The Supreme Court ruled in favor of the Trump administration on Thursday in a landmark immigration case involving the asylum process. In the case, Dept. of Homeland Security v. Thuraissigiam, the court ruled 7-2 that if an asylum seeker is denied asylum during the beginning of the intake process, the applicant may not appeal that …

The Supreme Court ruled in favor of the Trump administration on Thursday in a landmark immigration case involving the asylum process.

In the case, Dept. of Homeland Security v. Thuraissigiam, the court ruled 7-2 that if an asylum seeker is denied asylum during the beginning of the intake process, the applicant may not appeal that decision in federal court. The ruling also defines how the right to habeas corpus is applied to asylum seekers.

The case was brought by Vijayakumar Thuraissigiam, a Sri Lankan national and ethnic Tamil who fled the country after he was blindfolded, beaten, and abducted by unknown assailants. Thuraissigiam sought asylum in the U.S. His claim was rejected because he did not know the identity of his attackers and therefore could not establish a credible threat of persecution.

Thuraissigiam subsequently filed a petition for a writ of habeas corpus, saying that his experience was similar to instances of persecution against Tamils in Sri Lanka.

Justice Samuel Alito wrote in the opinion that Thuraissigiam’s request for “relief falls outside the scope of the common-law habeas writ.”

In addition, the court ruled that asylum seekers detained inside the U.S., including Thuraissigiam who was detained 25 yards inside the border, should be treated the same as people detained at the border itself.

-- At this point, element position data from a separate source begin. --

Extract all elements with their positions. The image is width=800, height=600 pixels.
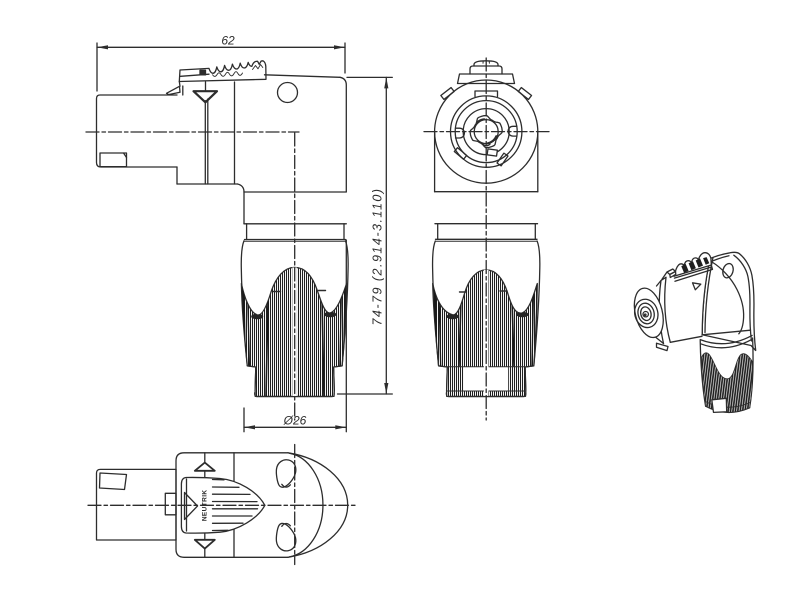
svg-text:Ø26: Ø26 (283, 414, 307, 428)
svg-text:62: 62 (221, 34, 235, 48)
svg-text:74-79 (2.914-3.110): 74-79 (2.914-3.110) (371, 187, 385, 325)
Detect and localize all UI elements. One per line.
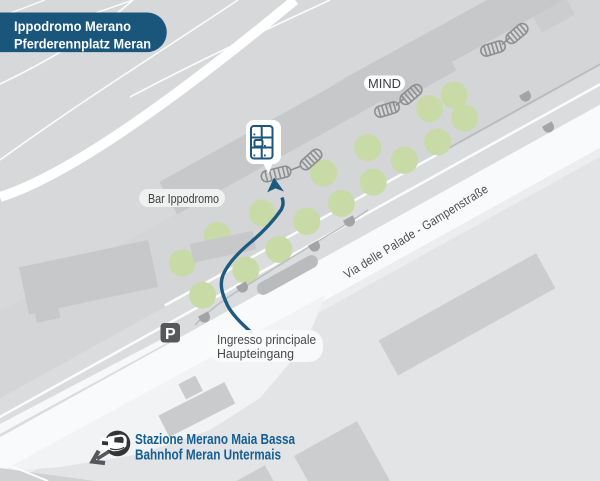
svg-text:Ingresso principale: Ingresso principale	[217, 333, 316, 347]
svg-text:Stazione Merano Maia Bassa: Stazione Merano Maia Bassa	[135, 432, 296, 448]
svg-text:Haupteingang: Haupteingang	[217, 347, 294, 361]
svg-text:Pferderennplatz Meran: Pferderennplatz Meran	[14, 36, 151, 52]
svg-text:Bar Ippodromo: Bar Ippodromo	[148, 192, 219, 206]
svg-text:MIND: MIND	[368, 76, 401, 91]
svg-text:P: P	[165, 326, 176, 343]
svg-text:Ippodromo Merano: Ippodromo Merano	[14, 18, 131, 34]
svg-text:Bahnhof Meran Untermais: Bahnhof Meran Untermais	[135, 448, 281, 464]
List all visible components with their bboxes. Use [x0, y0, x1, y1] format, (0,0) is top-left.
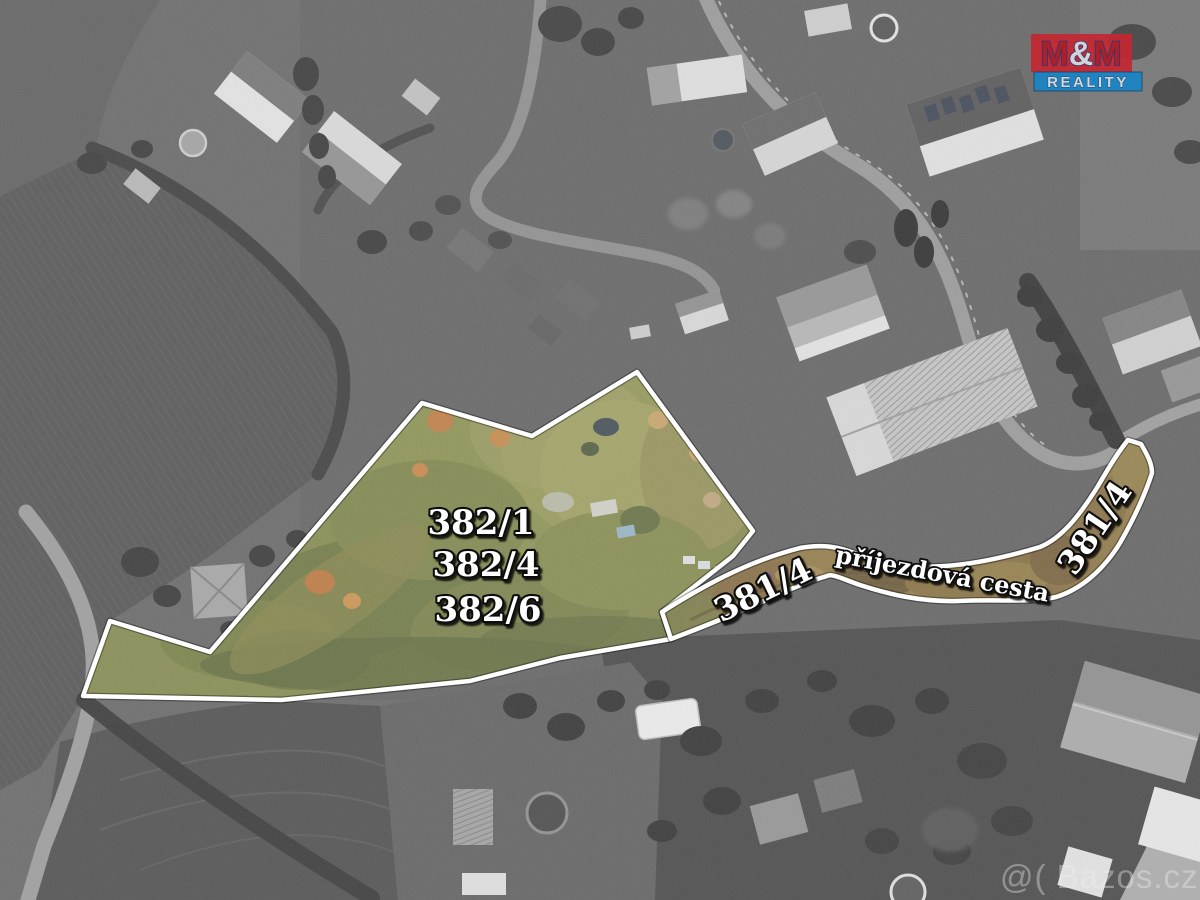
- parcel-label-382-4: 382/4: [432, 545, 539, 585]
- real-estate-aerial-listing-image: 382/1 382/4 382/6 381/4 381/4 příjezdová…: [0, 0, 1200, 900]
- parcel-label-382-1: 382/1: [427, 503, 534, 543]
- bazos-watermark: @( Bazos.cz: [1000, 858, 1199, 895]
- aerial-photo-canvas: 382/1 382/4 382/6 381/4 381/4 příjezdová…: [0, 0, 1200, 900]
- logo-mm-text: M&M: [1040, 35, 1121, 73]
- parcel-label-382-6: 382/6: [434, 590, 541, 630]
- mm-reality-logo: M&M REALITY: [1031, 34, 1142, 91]
- logo-reality-text: REALITY: [1047, 74, 1129, 91]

This means that the government is entitled to reject asylum applications at the intake level, without appeal, for foreigners who are detained anywhere inside U.S. borders.

Liberal Justices Stephen Breyer and Ruth Bader Ginsburg joined the majority ruling, but wrote that they believed the ruling only applied in Thuraissigiam’s case.

Justices Sonia Sotomayor and Elena Kagan dissented, with Sotomayor writing, “Today’s decision handcuffs the Judiciary’s ability to perform its constitutional duty to safeguard individual liberty and dismantles a critical component of the separation of powers.”